Il était alors amoureux d’une fille qui habitait cette rue et dont la soeur (plus agée de deux ans) ramenait des garçons chez elle. Cette fille et lui s’amusèrent à les espionner, jusqu’au jour où Jarvis y alla seul, caché dans l’armoire, pour finir sur le lit avec la soeur, affirmant à celle qu’il aime : "Je sais que tu ne me croiras pas mais je suis sorti avec elle juste parce qu’elle te ressemblait". Un ton transporte ces paroles pour qu’on en mesure toute la portée. Commençant souvent ses phrases par "alors", "donc", "oh écoute", ... il écrit comme il parle tout en trouvant les mots justes, faisant en sorte de ponctuer ses phrases par des rimes, de les dynamiser et d’y ajouter profondeur, fluidité, subtilité, terminant son histoire dans une passion gigantesque, poussant les cris d’une conviction touchante. Car les chansons de Jarvis sont faites de mouvements, de passions, d’obsessions. Elles contiennent des hauts et des bas, pour finir, selon les sujets traités (et même les plus légers) en apothéose existentielle. Il prouve qu’il existe.
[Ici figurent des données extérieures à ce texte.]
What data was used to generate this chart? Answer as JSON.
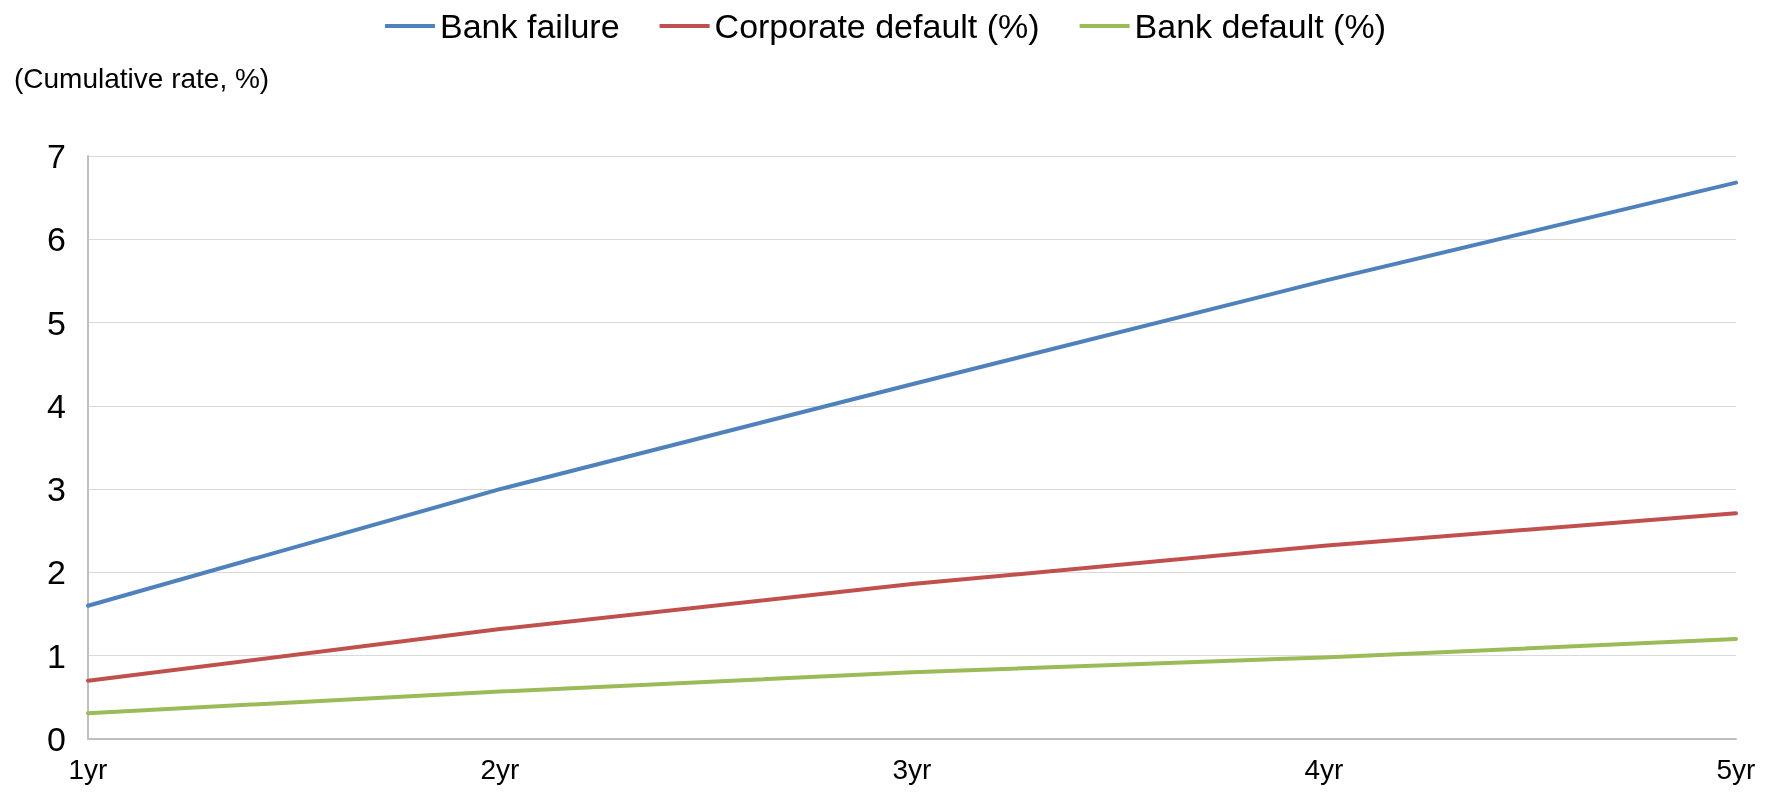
{
  "chart_data": {
    "type": "line",
    "ylabel": "(Cumulative rate, %)",
    "categories": [
      "1yr",
      "2yr",
      "3yr",
      "4yr",
      "5yr"
    ],
    "series": [
      {
        "name": "Bank failure",
        "color": "#4f81bd",
        "values": [
          1.6,
          3.0,
          4.26,
          5.5,
          6.68
        ]
      },
      {
        "name": "Corporate default (%)",
        "color": "#c0504d",
        "values": [
          0.7,
          1.32,
          1.86,
          2.32,
          2.71
        ]
      },
      {
        "name": "Bank default (%)",
        "color": "#9bbb59",
        "values": [
          0.31,
          0.57,
          0.8,
          0.98,
          1.2
        ]
      }
    ],
    "ylim": [
      0,
      7
    ],
    "yticks": [
      0,
      1,
      2,
      3,
      4,
      5,
      6,
      7
    ],
    "grid": "y",
    "legend": "top",
    "marker": "none",
    "line_style": "solid"
  }
}
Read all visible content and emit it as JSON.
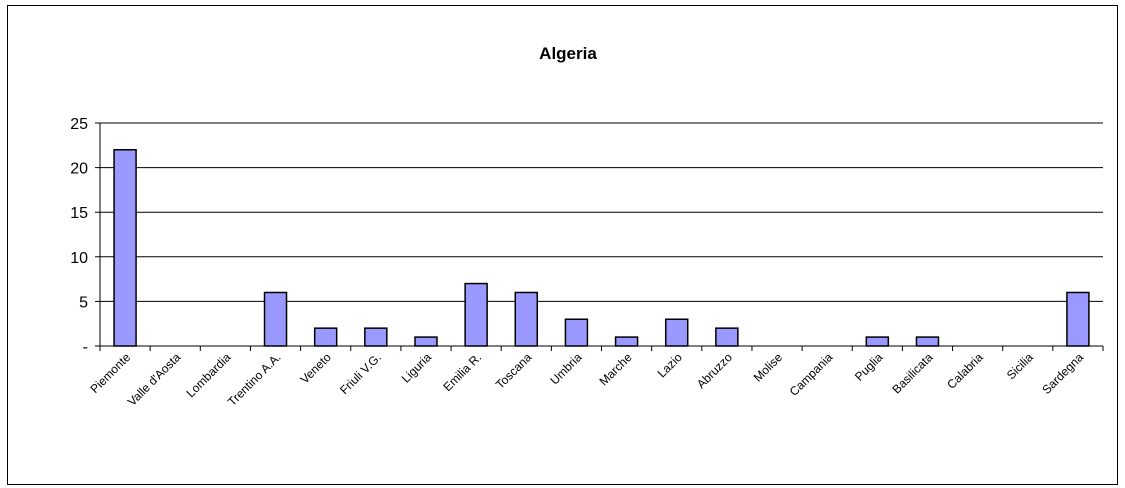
{
  "chart_data": {
    "type": "bar",
    "title": "Algeria",
    "xlabel": "",
    "ylabel": "",
    "ylim": [
      0,
      25
    ],
    "yticks": [
      0,
      5,
      10,
      15,
      20,
      25
    ],
    "ytick_labels": [
      "-",
      "5",
      "10",
      "15",
      "20",
      "25"
    ],
    "grid": true,
    "legend": "none",
    "bar_color": "#9999ff",
    "categories": [
      "Piemonte",
      "Valle d'Aosta",
      "Lombardia",
      "Trentino A.A.",
      "Veneto",
      "Friuli V.G.",
      "Liguria",
      "Emilia R.",
      "Toscana",
      "Umbria",
      "Marche",
      "Lazio",
      "Abruzzo",
      "Molise",
      "Campania",
      "Puglia",
      "Basilicata",
      "Calabria",
      "Sicilia",
      "Sardegna"
    ],
    "values": [
      22,
      0,
      0,
      6,
      2,
      2,
      1,
      7,
      6,
      3,
      1,
      3,
      2,
      0,
      0,
      1,
      1,
      0,
      0,
      6
    ]
  }
}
Peu importe si c’est au travers de choses dont on se moquerait si elles avaient été écrites par n’importe qui d’autre. Il est amoureux de la maison de ses possibles conquêtes, de leurs robes et de leurs poitrines lorsque celles-ci sont précoces.
Comme toutes personnes intéressantes, Jarvis Cocker est fait de paradoxes. Issu de la working class, excité par la fille distinguée du coin, ne minimisant aucun des problèmes relatifs au gamin exclu de la bande, ni de certains vécus adolescents dramatiques de superficialité, il ne parle que de situations anodines racontées avec un sens inouï de vivacité voire de gravité. Il redonne vie à un détail adolescent qui est devenu dérisoire mais qui fut crucial. En grand frustré, ses chansons, jusqu’à His’n’Hers inclu, racontent les visions d’un ado ou d’un adulte immature qui a soif d’émotions fortes, de sensualité, d’amourettes romantiques, de fraîcheur juvénile, de souvenirs niais mais sublimes, et surtout, sublimés. Babies en est une des plus belles représentations et une des plus élégantes. Avec son refrain inoubliable, son air espiègle, son rythme stimulant et ses notes qui divaguent, elle fait partie des chansons les plus gaies de Pulp. Pourtant, elle peut faire pleurer. Mais déjà dans His’n’Hers tout comme depuis les débuts de Pulp, quelque chose d’autre pointait. D’autres façettes de la nature humaine. Plus tard, dans Different Class, il sera question d’adultère. Un Jarvis qui pique ou rêve de monter un plan pour piquer les petites copines de ses ex-faux-copains.
Plus intelligent que ces derniers, il devînt finalement, grâce à ses visuels luxuriants sortis d’un rêve aux milles couleurs, à ses tubes au charme pop inégalable, à ses textes mirobolants, l’icône anglaise la plus classe des 90’s. Et pourquoi pas depuis les 60’s.